Le Pain des Amis, c’est surtout de la croûte, très présente et craquante, elle est riche en parfums et saveurs. Il faut l’analyser en deux parties : le dessus du pain, et sa sole. Pour la première, on sent souvent des notes de caramel, de noisette, de châtaigne, de fumé… En dessous, on trouve des touches plus boisées, assez « brutes ».
Entre les deux, la mie. Très alvéolée, une couleur crème fort prononcée et exceptionnelle pour un pain réalisé uniquement à partir de farine de tradition et de levure. Légèrement « grasse » et d’une excellente tenue, ses arômes sont assez floraux, j’y retrouve parfois des allusions à la fleur de sureau, entre autres.
Il y a donc trois couches, que l’on pourrait presque déguster indépendamment pour bien profiter de la richesse de ce pain.

Côté conservation, elle est excellente, grâce à sa longue fermentation et à sa cuisson puissante. Il peut tout à fait être conservé trois jours, et c’est par ailleurs l’un des arguments de M. Vasseur pour sa fermeture le week-end : il suffit d’acheter des « réserves » le vendredi !

Ce pain se déguste, personnellement je le préfère presque seul, sans accompagnement. Coupé en tranches ou simplement rompu à la main, c’est toujours un vrai plaisir… et un voyage des sens. Un exercice de mémoire, aussi. Mémoire des saveurs, des émotions. J’aime cette expérience.
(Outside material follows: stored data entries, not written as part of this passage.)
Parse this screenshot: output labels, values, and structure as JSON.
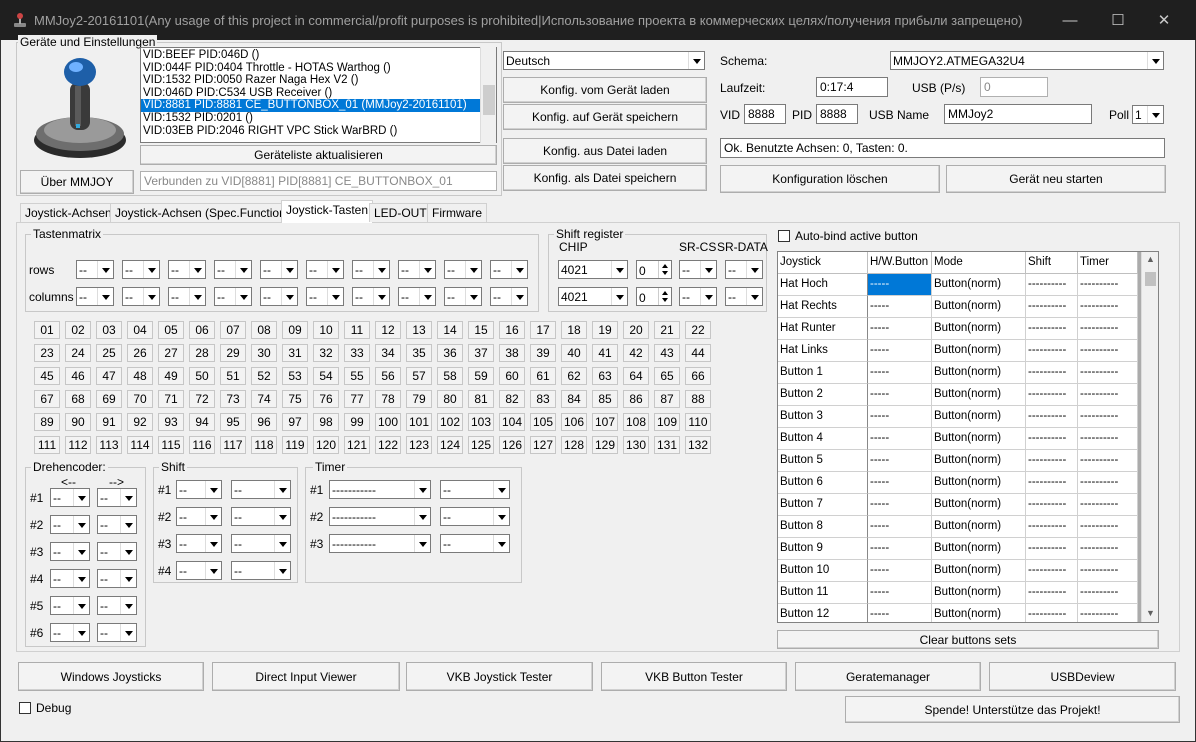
{
  "window": {
    "title": "MMJoy2-20161101(Any usage of this project in commercial/profit purposes is prohibited|Использование проекта в коммерческих целях/получения прибыли запрещено)",
    "minimize": "—",
    "maximize": "☐",
    "close": "✕"
  },
  "devices": {
    "group_label": "Geräte und Einstellungen",
    "list": [
      "VID:BEEF PID:046D  ()",
      "VID:044F PID:0404 Throttle - HOTAS Warthog ()",
      "VID:1532 PID:0050 Razer Naga Hex V2 ()",
      "VID:046D PID:C534 USB Receiver ()",
      "VID:8881 PID:8881 CE_BUTTONBOX_01 (MMJoy2-20161101)",
      "VID:1532 PID:0201  ()",
      "VID:03EB PID:2046 RIGHT VPC Stick WarBRD ()"
    ],
    "selected_index": 4,
    "refresh_button": "Geräteliste aktualisieren",
    "about_button": "Über MMJOY",
    "connected_text": "Verbunden zu VID[8881] PID[8881] CE_BUTTONBOX_01"
  },
  "config": {
    "language": "Deutsch",
    "load_device": "Konfig. vom Gerät laden",
    "save_device": "Konfig. auf Gerät speichern",
    "load_file": "Konfig. aus Datei laden",
    "save_file": "Konfig. als Datei speichern"
  },
  "scheme": {
    "label": "Schema:",
    "value": "MMJOY2.ATMEGA32U4",
    "runtime_label": "Laufzeit:",
    "runtime_value": "0:17:4",
    "usb_ps_label": "USB (P/s)",
    "usb_ps_value": "0",
    "vid_label": "VID",
    "vid_value": "8888",
    "pid_label": "PID",
    "pid_value": "8888",
    "usb_name_label": "USB Name",
    "usb_name_value": "MMJoy2",
    "poll_label": "Poll",
    "poll_value": "1",
    "status": "Ok. Benutzte Achsen:  0, Tasten: 0.",
    "delete_config": "Konfiguration löschen",
    "restart": "Gerät neu starten"
  },
  "tabs": [
    "Joystick-Achsen",
    "Joystick-Achsen (Spec.Functions)",
    "Joystick-Tasten",
    "LED-OUT",
    "Firmware"
  ],
  "active_tab": 2,
  "matrix": {
    "label": "Tastenmatrix",
    "rows_label": "rows",
    "columns_label": "columns",
    "dash": "--"
  },
  "shift_register": {
    "label": "Shift register",
    "chip_label": "CHIP",
    "srcs_label": "SR-CS",
    "srdata_label": "SR-DATA",
    "chip1": "4021",
    "chip2": "4021",
    "count1": "0",
    "count2": "0"
  },
  "buttons": [
    "01",
    "02",
    "03",
    "04",
    "05",
    "06",
    "07",
    "08",
    "09",
    "10",
    "11",
    "12",
    "13",
    "14",
    "15",
    "16",
    "17",
    "18",
    "19",
    "20",
    "21",
    "22",
    "23",
    "24",
    "25",
    "26",
    "27",
    "28",
    "29",
    "30",
    "31",
    "32",
    "33",
    "34",
    "35",
    "36",
    "37",
    "38",
    "39",
    "40",
    "41",
    "42",
    "43",
    "44",
    "45",
    "46",
    "47",
    "48",
    "49",
    "50",
    "51",
    "52",
    "53",
    "54",
    "55",
    "56",
    "57",
    "58",
    "59",
    "60",
    "61",
    "62",
    "63",
    "64",
    "65",
    "66",
    "67",
    "68",
    "69",
    "70",
    "71",
    "72",
    "73",
    "74",
    "75",
    "76",
    "77",
    "78",
    "79",
    "80",
    "81",
    "82",
    "83",
    "84",
    "85",
    "86",
    "87",
    "88",
    "89",
    "90",
    "91",
    "92",
    "93",
    "94",
    "95",
    "96",
    "97",
    "98",
    "99",
    "100",
    "101",
    "102",
    "103",
    "104",
    "105",
    "106",
    "107",
    "108",
    "109",
    "110",
    "111",
    "112",
    "113",
    "114",
    "115",
    "116",
    "117",
    "118",
    "119",
    "120",
    "121",
    "122",
    "123",
    "124",
    "125",
    "126",
    "127",
    "128",
    "129",
    "130",
    "131",
    "132"
  ],
  "encoder": {
    "label": "Drehencoder:",
    "left_label": "<--",
    "right_label": "-->",
    "rows": [
      "#1",
      "#2",
      "#3",
      "#4",
      "#5",
      "#6"
    ]
  },
  "shift": {
    "label": "Shift",
    "rows": [
      "#1",
      "#2",
      "#3",
      "#4"
    ]
  },
  "timer": {
    "label": "Timer",
    "rows": [
      "#1",
      "#2",
      "#3"
    ],
    "placeholder": "-----------"
  },
  "autobind": "Auto-bind active button",
  "grid": {
    "headers": [
      "Joystick",
      "H/W.Button",
      "Mode",
      "Shift",
      "Timer"
    ],
    "rows": [
      [
        "Hat Hoch",
        "-----",
        "Button(norm)",
        "----------",
        "----------"
      ],
      [
        "Hat Rechts",
        "-----",
        "Button(norm)",
        "----------",
        "----------"
      ],
      [
        "Hat Runter",
        "-----",
        "Button(norm)",
        "----------",
        "----------"
      ],
      [
        "Hat Links",
        "-----",
        "Button(norm)",
        "----------",
        "----------"
      ],
      [
        "Button 1",
        "-----",
        "Button(norm)",
        "----------",
        "----------"
      ],
      [
        "Button 2",
        "-----",
        "Button(norm)",
        "----------",
        "----------"
      ],
      [
        "Button 3",
        "-----",
        "Button(norm)",
        "----------",
        "----------"
      ],
      [
        "Button 4",
        "-----",
        "Button(norm)",
        "----------",
        "----------"
      ],
      [
        "Button 5",
        "-----",
        "Button(norm)",
        "----------",
        "----------"
      ],
      [
        "Button 6",
        "-----",
        "Button(norm)",
        "----------",
        "----------"
      ],
      [
        "Button 7",
        "-----",
        "Button(norm)",
        "----------",
        "----------"
      ],
      [
        "Button 8",
        "-----",
        "Button(norm)",
        "----------",
        "----------"
      ],
      [
        "Button 9",
        "-----",
        "Button(norm)",
        "----------",
        "----------"
      ],
      [
        "Button 10",
        "-----",
        "Button(norm)",
        "----------",
        "----------"
      ],
      [
        "Button 11",
        "-----",
        "Button(norm)",
        "----------",
        "----------"
      ],
      [
        "Button 12",
        "-----",
        "Button(norm)",
        "----------",
        "----------"
      ]
    ],
    "clear_button": "Clear buttons sets"
  },
  "bottom": {
    "windows_joysticks": "Windows Joysticks",
    "direct_input": "Direct Input Viewer",
    "vkb_joystick": "VKB Joystick Tester",
    "vkb_button": "VKB Button Tester",
    "geratemanager": "Geratemanager",
    "usbdeview": "USBDeview",
    "debug": "Debug",
    "donate": "Spende! Unterstütze das Projekt!"
  }
}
Pain des Amis / Du Pain et des Idées, 34 rue Yves Toudic – 75010 Paris (métro Jacques Bonsergent, ligne 5 ou République) / 2,10€ les 250gr.

Ah, la voici, la fameuse. Elle a même le plaisir d’inaugurer la série des « pains du jour », mais quoi de plus normal pour une baguette primée ?

Voici donc la baguette tradition (enfin, demi) de Pascal Barillon. Première au Grand Prix de la Baguette de Paris en 2011, réalisée à base de farine des Grands Moulins de Paris (Campaillette Grand Siècle).

Le grignage n’est pas franchement sublime, les « oreilles » ne sont pas très marquées, la baguette n’a pas vraiment été surprise lors de l’enfournage. Elle est assez dorée, brillante. Pas assez cuite à mon goût mais c’est un avis strictement personnel sur ce point.

Déjà un peu molle à la sortie de la boutique, elle n’est plus vraiment craquante au bout de deux heures. Sa conservation est donc plus que moyenne, malgré sa « longue fermentation »…
A l’odorat, le froment est bien présent, pas de notes d’acidité, c’est assez plat.
Lorsqu’on passe à la dégustation, la première impression se confirme : cette baguette n’a strictement rien d’exceptionnel, au contraire. Assez salée, sa mie est peu alvéolée et se révèle assez pâteuse. Côté arômes, c’est calme, pas d’acidité, on ressent tout de même un bon goût de blé, mais rien d’autre.

Pour tout vous dire, des artisans de banlieue installés à proximité de chez moi font mieux, aussi bien en terme de texture, de goût que de conservation. Juste une chose à dire : Don’t believe the hype.